Later that year, Google said that it will begin experimenting with the desktop search display with the design similar to that of the mobile design. Then in January of this year, users noticed the change on their desktop browsers and were not happy about it. Many went to voice their opinions on Twitter calling out Google for blending paid ad results with organic results to make it easier for users to click, generating the company revenue.

As more complaints followed the change over the week of the roll out, Google decided to take back its redesign to make adjustments in favor of user experience. But it wasn’t just because of users that Google made its decision to backtrack the search results change. Legislators also voiced their concerns over Google’s less than subtle intentions for the redesign. Senator Mark Warner, accused Google saying that the change was, “yet another example of a platform exploiting its bottleneck power for commercial gain, to the detriment of both consumers and also small businesses.”
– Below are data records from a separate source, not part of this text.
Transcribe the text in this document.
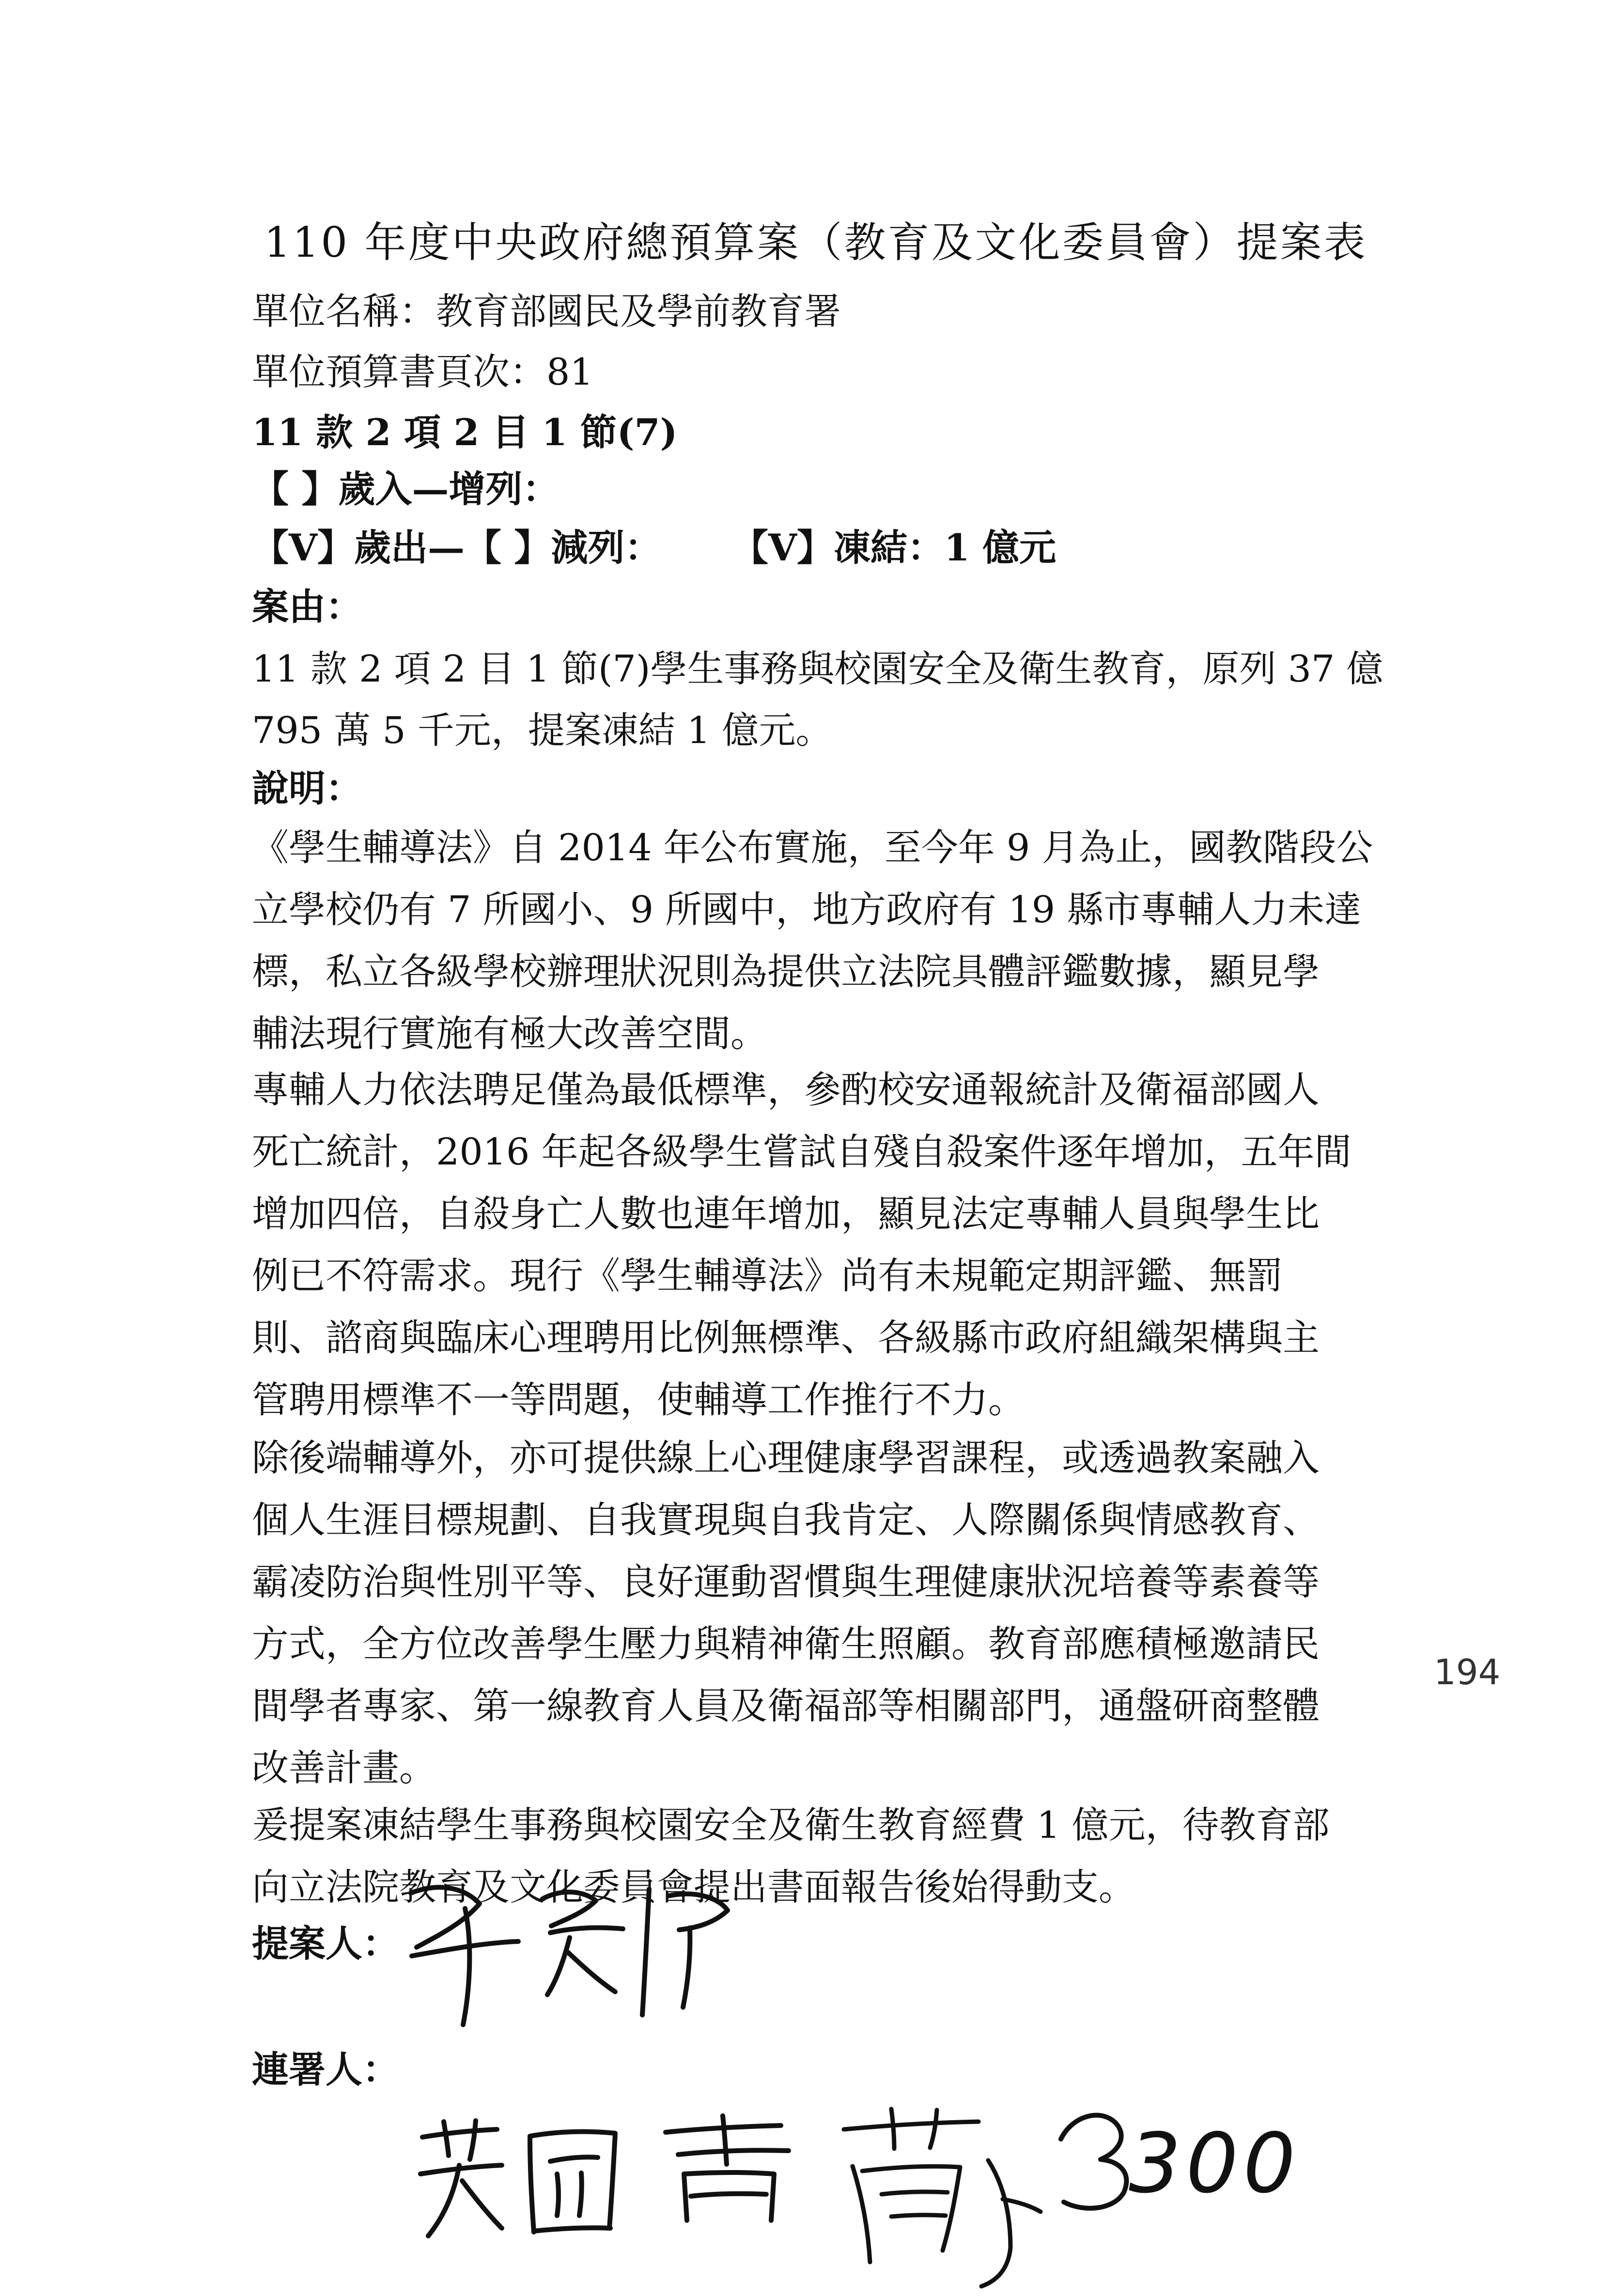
110 年度中央政府總預算案（教育及文化委員會）提案表
單位名稱：教育部國民及學前教育署
單位預算書頁次：81
11 款 2 項 2 目 1 節(7)
【 】歲入—增列：
【V】歲出—【 】減列： 【V】凍結：1 億元
案由：
11 款 2 項 2 目 1 節(7)學生事務與校園安全及衛生教育，原列 37 億
795 萬 5 千元，提案凍結 1 億元。
說明：
《學生輔導法》自 2014 年公布實施，至今年 9 月為止，國教階段公
立學校仍有 7 所國小、9 所國中，地方政府有 19 縣市專輔人力未達
標，私立各級學校辦理狀況則為提供立法院具體評鑑數據，顯見學
輔法現行實施有極大改善空間。
專輔人力依法聘足僅為最低標準，參酌校安通報統計及衛福部國人
死亡統計，2016 年起各級學生嘗試自殘自殺案件逐年增加，五年間
增加四倍，自殺身亡人數也連年增加，顯見法定專輔人員與學生比
例已不符需求。現行《學生輔導法》尚有未規範定期評鑑、無罰
則、諮商與臨床心理聘用比例無標準、各級縣市政府組織架構與主
管聘用標準不一等問題，使輔導工作推行不力。
除後端輔導外，亦可提供線上心理健康學習課程，或透過教案融入
個人生涯目標規劃、自我實現與自我肯定、人際關係與情感教育、
霸凌防治與性別平等、良好運動習慣與生理健康狀況培養等素養等
方式，全方位改善學生壓力與精神衛生照顧。教育部應積極邀請民
間學者專家、第一線教育人員及衛福部等相關部門，通盤研商整體
改善計畫。
爰提案凍結學生事務與校園安全及衛生教育經費 1 億元，待教育部
向立法院教育及文化委員會提出書面報告後始得動支。
提案人：
連署人：
300
194
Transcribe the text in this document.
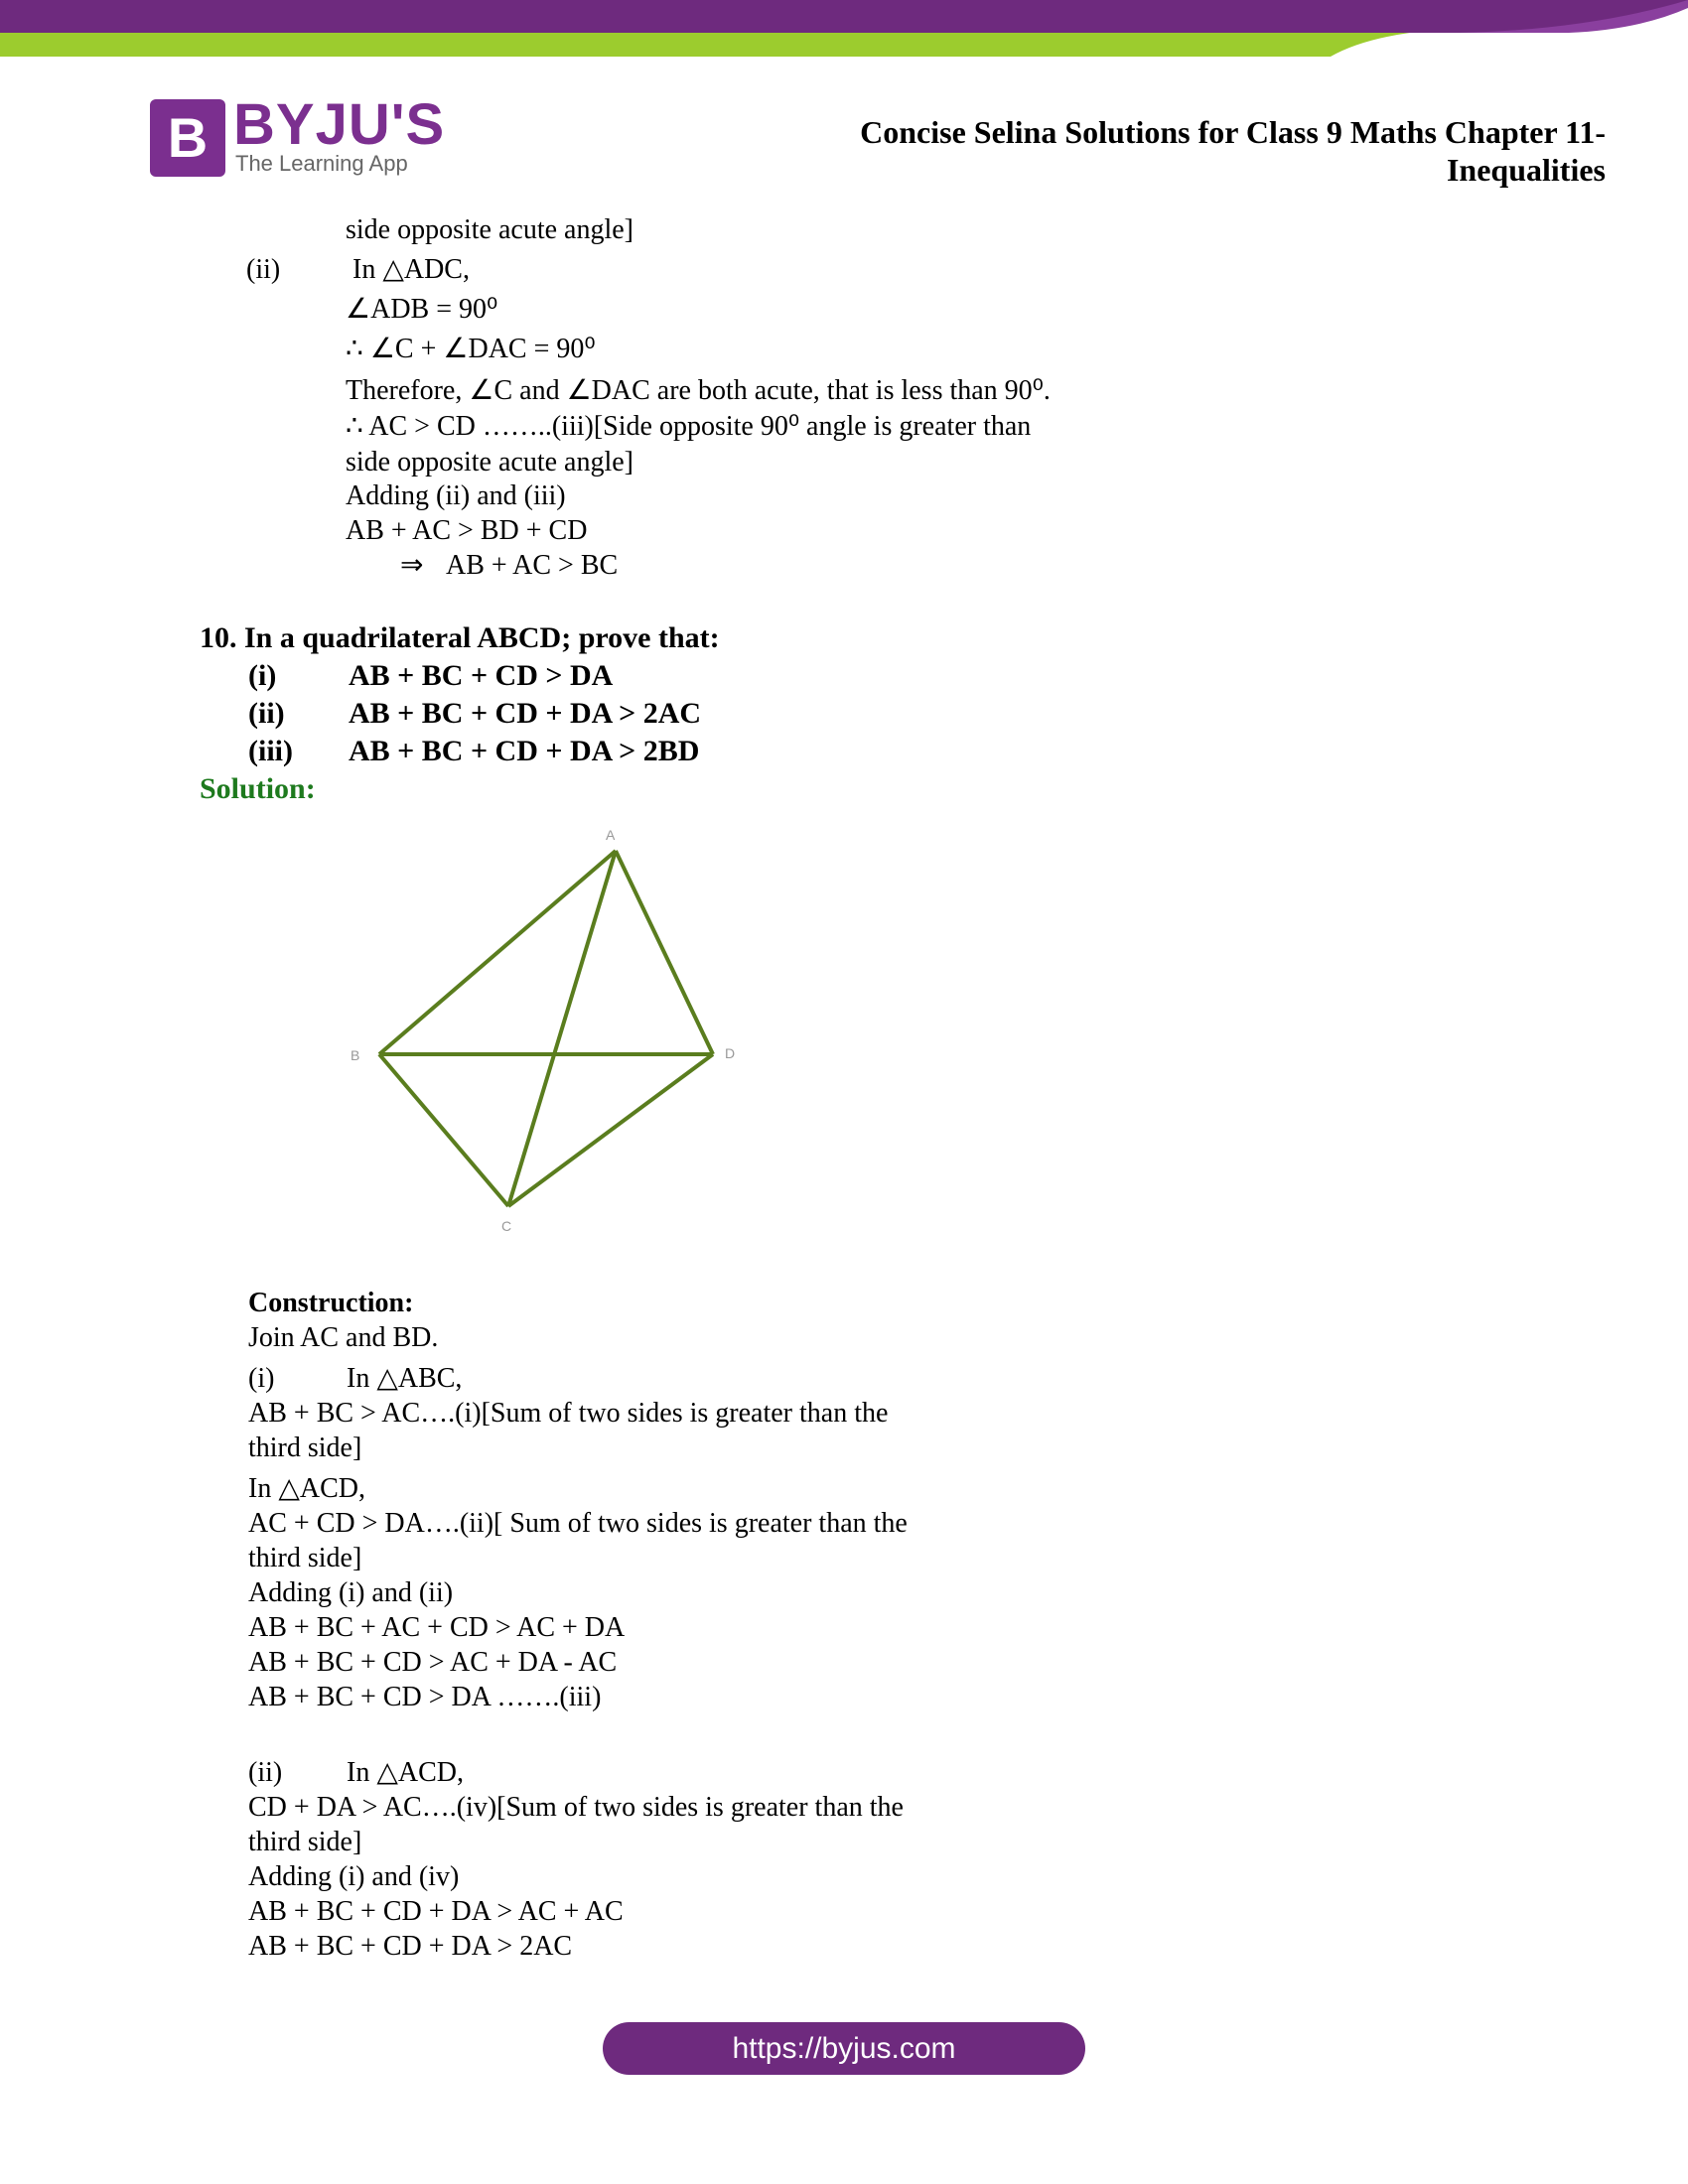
B BYJU'S
The Learning App
Concise Selina Solutions for Class 9 Maths Chapter 11-
Inequalities
side opposite acute angle]
(ii)	In △ADC,
∠ADB = 90⁰
∴ ∠C + ∠DAC = 90⁰
Therefore, ∠C and ∠DAC are both acute, that is less than 90⁰.
∴ AC > CD ……..(iii)[Side opposite 90⁰ angle is greater than
side opposite acute angle]
Adding (ii) and (iii)
AB + AC > BD + CD
⇒ AB + AC > BC
10. In a quadrilateral ABCD; prove that:
(i) AB + BC + CD > DA
(ii) AB + BC + CD + DA > 2AC
(iii) AB + BC + CD + DA > 2BD
Solution:
A
B	D
C
Construction:
Join AC and BD.
(i)	In △ABC,
AB + BC > AC….(i)[Sum of two sides is greater than the
third side]
In △ACD,
AC + CD > DA….(ii)[ Sum of two sides is greater than the
third side]
Adding (i) and (ii)
AB + BC + AC + CD > AC + DA
AB + BC + CD > AC + DA - AC
AB + BC + CD > DA …….(iii)
(ii) In △ACD,
CD + DA > AC….(iv)[Sum of two sides is greater than the
third side]
Adding (i) and (iv)
AB + BC + CD + DA > AC + AC
AB + BC + CD + DA > 2AC
https://byjus.com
The Albatross on Google’s Neck

Google defended its design after retracting the changes saying that they were made based off positive reviews from the mobile search results design, but due to the negative feedback of the desktop design, the company removed the favicons and will continue to experiment with the look of results. Though this step back quelled criticisms, the elephant in the room was that Google and its affiliate companies have the goal to increase clicks to generate as much revenue as possible.

It comes as no surprise these “subtle” changes were made due to the fact that ad revenue dropped during the first quarter of 2019 and declined further in the third quarter. Since the majority of the company’s revenue comes from ad clicks, blending ads with organic results generates more clicks, accidental or purposeful, to reverse the decline. And it worked, with a 17% increase in the number of ad clicks compared to the first half of January.

The Bottom Line for Google

The look of search results has been slowly but surely evolving over time to boost more clicks. From 2007 to 2013, ads were distinguished with color blocks that highlighted ads. Then the color blocks were removed altogether and the color of font used for ads changed.